Reference Solubility Trends for CO2 in Water
The table below shows representative Henry constants for CO2 in pure water with temperature. Exact values vary by source and conventions, but the trend is robust: kH decreases with increasing temperature.
| Temperature (°C) | Representative kH (mol/L·atm) | Relative Solubility vs 25°C | Interpretation |
|---|---|---|---|
| 0 | 0.077 | ~2.33x | Cold water holds much more dissolved CO2 |
| 10 | 0.053 | ~1.61x | Still substantially above room-temperature solubility |
| 20 | 0.038 | ~1.15x | Near typical ambient laboratory conditions |
| 25 | 0.033 | 1.00x | Common textbook reference point |
| 37 | 0.025 | ~0.76x | Physiological temperature lowers CO2 solubility |
Step-by-Step Workflow for Accurate Use
- Select calculation mode based on what you measured directly.
- Enter sample temperature, not room temperature by default.
- Check kH value and replace with your matrix-specific value if known.
- Use an appropriate Kh if you are modeling a specific medium.
- Choose consistent pressure units and confirm conversion.
- Compare your output against expected domain ranges to detect outliers.
Common Pitfalls
- Confusing H2CO3 with total dissolved inorganic carbon: bicarbonate often dominates at neutral pH.
- Ignoring temperature: can shift computed PCO2 significantly.
- Mixing units: mmHg, atm, and kPa must be converted consistently.

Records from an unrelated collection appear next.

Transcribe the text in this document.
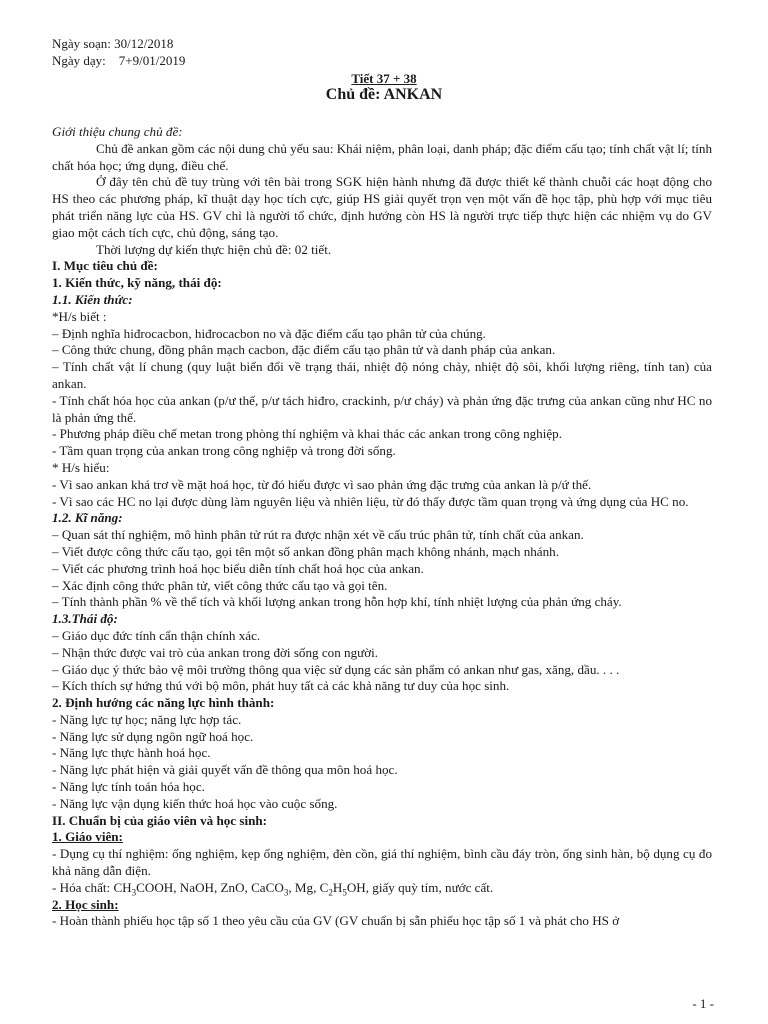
Ngày soạn: 30/12/2018
Ngày dạy:    7+9/01/2019
Tiết 37 + 38
Chủ đề: ANKAN

Giới thiệu chung chủ đề:

Chủ đề ankan gồm các nội dung chủ yếu sau: Khái niệm, phân loại, danh pháp; đặc điểm cấu tạo; tính chất vật lí; tính chất hóa học; ứng dụng, điều chế.

Ở đây tên chủ đề tuy trùng với tên bài trong SGK hiện hành nhưng đã được thiết kế thành chuỗi các hoạt động cho HS theo các phương pháp, kĩ thuật dạy học tích cực, giúp HS giải quyết trọn vẹn một vấn đề học tập, phù hợp với mục tiêu phát triển năng lực của HS. GV chỉ là người tổ chức, định hướng còn HS là người trực tiếp thực hiện các nhiệm vụ do GV giao một cách tích cực, chủ động, sáng tạo.

Thời lượng dự kiến thực hiện chủ đề: 02 tiết.

I. Mục tiêu chủ đề:

1. Kiến thức, kỹ năng, thái độ:

1.1. Kiến thức:

*H/s biết :

– Định nghĩa hiđrocacbon, hiđrocacbon no và đặc điểm cấu tạo phân tử của chúng.

– Công thức chung, đồng phân mạch cacbon, đặc điểm cấu tạo phân tử và danh pháp của ankan.

– Tính chất vật lí chung (quy luật biến đổi về trạng thái, nhiệt độ nóng chảy, nhiệt độ sôi, khối lượng riêng, tính tan) của ankan.

- Tính chất hóa học của ankan (p/ư thế, p/ư tách hiđro, crackinh, p/ư cháy) và phản ứng đặc trưng của ankan cũng như HC no là phản ứng thế.

- Phương pháp điều chế metan trong phòng thí nghiệm và khai thác các ankan trong công nghiệp.

- Tầm quan trọng của ankan trong công nghiệp và trong đời sống.

* H/s hiểu:

- Vì sao ankan khá trơ về mặt hoá học, từ đó hiểu được vì sao phản ứng đặc trưng của ankan là p/ứ thế.

- Vì sao các HC no lại được dùng làm nguyên liệu và nhiên liệu, từ đó thấy được tầm quan trọng và ứng dụng của HC no.

1.2. Kĩ năng:

– Quan sát thí nghiệm, mô hình phân tử rút ra được nhận xét về cấu trúc phân tử, tính chất của ankan.

– Viết được công thức cấu tạo, gọi tên một số ankan đồng phân mạch không nhánh, mạch nhánh.

– Viết các phương trình hoá học biểu diễn tính chất hoá học của ankan.

– Xác định công thức phân tử, viết công thức cấu tạo và gọi tên.

– Tính thành phần % về thể tích và khối lượng ankan trong hỗn hợp khí, tính nhiệt lượng của phản ứng cháy.

1.3.Thái độ:

– Giáo dục đức tính cẩn thận chính xác.

– Nhận thức được vai trò của ankan trong đời sống con người.

– Giáo dục ý thức bảo vệ môi trường thông qua việc sử dụng các sản phẩm có ankan như gas, xăng, dầu. . . .

– Kích thích sự hứng thú với bộ môn, phát huy tất cả các khả năng tư duy của học sinh.

2. Định hướng các năng lực hình thành:

- Năng lực tự học; năng lực hợp tác.

- Năng lực sử dụng ngôn ngữ hoá học.

- Năng lực thực hành hoá học.

- Năng lực phát hiện và giải quyết vấn đề thông qua môn hoá học.

- Năng lực tính toán hóa học.

- Năng lực vận dụng kiến thức hoá học vào cuộc sống.

II. Chuẩn bị của giáo viên và học sinh:

1. Giáo viên:

- Dụng cụ thí nghiệm: ống nghiệm, kẹp ống nghiệm, đèn cồn, giá thí nghiệm, bình cầu đáy tròn, ống sinh hàn, bộ dụng cụ đo khả năng dẫn điện.

- Hóa chất: $CH_3COOH$, NaOH, ZnO, CaCO$_3$, Mg, $C_2H_5OH$, giấy quỳ tím, nước cất.

2. Học sinh:

- Hoàn thành phiếu học tập số 1 theo yêu cầu của GV (GV chuẩn bị sẵn phiếu học tập số 1 và phát cho HS ở

- 1 -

- Using pure-water constants in saline or buffered systems: ionic strength changes effective behavior.
- Assuming equilibrium when kinetics are limiting: rapid sampling and handling are essential.
Clinical and Environmental Context
In clinical chemistry, CO2 hydration and dissociation underpin blood buffering. However, clinicians often use bicarbonate-oriented equations (for example Henderson-Hasselbalch forms) because bicarbonate is the dominant buffer species in plasma. Even so, understanding the molecular relationship between PCO2 and hydrated CO2 is useful for interpreting ventilatory changes, sample handling artifacts, and acid-base trends.
In environmental systems, CO2 partial pressure drives gas exchange across water surfaces. Higher atmospheric CO2 generally pushes more dissolved CO2 into water, but temperature and alkalinity govern how that carbon partitions among CO2(aq), H2CO3, HCO3-, and CO3(2-). For lake and ocean calculations, carbonate system models are usually required for full speciation, but the approach in this calculator is a strong starting point when your focus is the CO2/H2CO3 link.
Authoritative Sources for Deeper Validation
- NOAA Global Monitoring Laboratory (.gov): Atmospheric CO2 trends
- NCBI Bookshelf, NIH (.gov): Arterial blood gas interpretation and PCO2 clinical ranges
- NIST (.gov): Reference standards and thermophysical data resources
Final Practical Takeaway
To calculate partial pressure in the CO2 + H2O ⇌ H2CO3 system, you need to connect gas-phase pressure and liquid-phase chemistry with the correct constants and units. The key relationship is simple once defined: PCO2 is proportional to H2CO3 and inversely proportional to both Henry solubility and hydration equilibrium. If your constants are appropriate and your units are clean, the method is robust. Use the calculator for fast, defensible estimates, then refine with full carbonate speciation when your application demands high precision.
Note: This tool is for educational and technical estimation. For medical decisions, use validated clinical analyzers and institutional protocols.